I felt my brain turning red. I asked her if she was serious that I would have to pay a five dollar assembly fee for a USED chair that I would be buying because they were OUT of a chair that was by all accounts IN STOCK. She told me that "Office Despot has to pay someone to assemble it, so you have to pay an assembly fee."
I wish I would have had something witty to say here. But I was too mad. So I shot her.
If you need a good deal on an office chair, go to the place on 33rd and Sandy. They won't charge you an assembly fee, and they will ask you if you need help out to the car.
Desks Inc
1205 NE 33rd Ave
Portland, OR 97232
9 comments:
You should have said "$5 will get you a mullet trim and a tweeze!"
Also. . .the yellow tags on things at the Despot mean that there is a mail-in rebate. So, the $19 phone actually costs $58593865034604956320495.99 before the rebate that takes 4 to 539465398534098639487540935 weeks to be returned.
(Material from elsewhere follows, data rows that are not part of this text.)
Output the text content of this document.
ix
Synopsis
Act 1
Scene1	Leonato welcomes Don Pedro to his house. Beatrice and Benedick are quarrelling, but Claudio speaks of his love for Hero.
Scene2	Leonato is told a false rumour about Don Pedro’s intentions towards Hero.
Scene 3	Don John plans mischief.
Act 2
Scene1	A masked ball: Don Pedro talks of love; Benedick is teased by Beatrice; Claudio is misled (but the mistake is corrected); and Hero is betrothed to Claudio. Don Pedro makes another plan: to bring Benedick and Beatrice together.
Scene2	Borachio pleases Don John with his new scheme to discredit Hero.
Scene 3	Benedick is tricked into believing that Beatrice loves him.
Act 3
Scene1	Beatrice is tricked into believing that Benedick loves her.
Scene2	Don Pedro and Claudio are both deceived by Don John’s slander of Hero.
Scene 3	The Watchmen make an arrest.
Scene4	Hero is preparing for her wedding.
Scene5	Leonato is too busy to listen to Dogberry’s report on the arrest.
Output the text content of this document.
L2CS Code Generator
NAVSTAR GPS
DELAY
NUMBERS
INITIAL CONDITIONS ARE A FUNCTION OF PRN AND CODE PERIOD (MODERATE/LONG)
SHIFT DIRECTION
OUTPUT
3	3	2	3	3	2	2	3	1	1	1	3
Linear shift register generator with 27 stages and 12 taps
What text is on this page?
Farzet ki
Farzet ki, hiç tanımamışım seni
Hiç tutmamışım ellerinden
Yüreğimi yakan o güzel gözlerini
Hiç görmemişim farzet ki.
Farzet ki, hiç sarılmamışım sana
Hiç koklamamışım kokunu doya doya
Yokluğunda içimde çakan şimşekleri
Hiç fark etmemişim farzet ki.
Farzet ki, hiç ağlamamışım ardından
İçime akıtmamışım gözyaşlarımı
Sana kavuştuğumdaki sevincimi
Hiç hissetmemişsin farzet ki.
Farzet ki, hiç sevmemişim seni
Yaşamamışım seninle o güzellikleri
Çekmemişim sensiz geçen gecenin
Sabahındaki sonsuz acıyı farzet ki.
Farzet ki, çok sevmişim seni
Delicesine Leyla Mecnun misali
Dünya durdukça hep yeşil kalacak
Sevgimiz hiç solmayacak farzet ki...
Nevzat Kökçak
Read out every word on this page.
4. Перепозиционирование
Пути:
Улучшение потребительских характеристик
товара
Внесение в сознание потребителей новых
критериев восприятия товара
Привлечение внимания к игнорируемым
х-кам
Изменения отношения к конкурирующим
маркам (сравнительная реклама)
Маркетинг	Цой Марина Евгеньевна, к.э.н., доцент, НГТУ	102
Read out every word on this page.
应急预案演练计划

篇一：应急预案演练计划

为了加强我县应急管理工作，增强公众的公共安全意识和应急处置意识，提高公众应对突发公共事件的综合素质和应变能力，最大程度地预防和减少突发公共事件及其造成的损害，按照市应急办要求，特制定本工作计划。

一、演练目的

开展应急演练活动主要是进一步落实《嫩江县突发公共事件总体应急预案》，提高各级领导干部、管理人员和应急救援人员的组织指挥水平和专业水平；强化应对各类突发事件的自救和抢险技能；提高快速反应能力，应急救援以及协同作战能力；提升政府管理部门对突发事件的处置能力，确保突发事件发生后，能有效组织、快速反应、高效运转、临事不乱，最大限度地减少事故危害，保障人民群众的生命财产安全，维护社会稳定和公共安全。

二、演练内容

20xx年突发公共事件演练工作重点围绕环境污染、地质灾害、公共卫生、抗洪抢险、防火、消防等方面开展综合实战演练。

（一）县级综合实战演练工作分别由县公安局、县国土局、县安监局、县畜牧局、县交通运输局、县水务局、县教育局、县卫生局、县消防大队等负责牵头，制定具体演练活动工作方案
Office Despot is a root of all evil...
a permed mullet?
Its bad, I think I have seen the same woman. Her breath was actually solid smoke/fog and would crumble as she spoke. Quite scary...
so hey zetta, if i can get a hold of some crack/moonshine/stolen credit cards will you go shopping with me next weekend? say yes, and i'll buy you something pretty.
damn straight, ECL.
It's been a while since I last visited, and your writing seems more focused and vivid. Good stuff. Of course, being pissed off generally heightens your verbal powers. Dontcha think?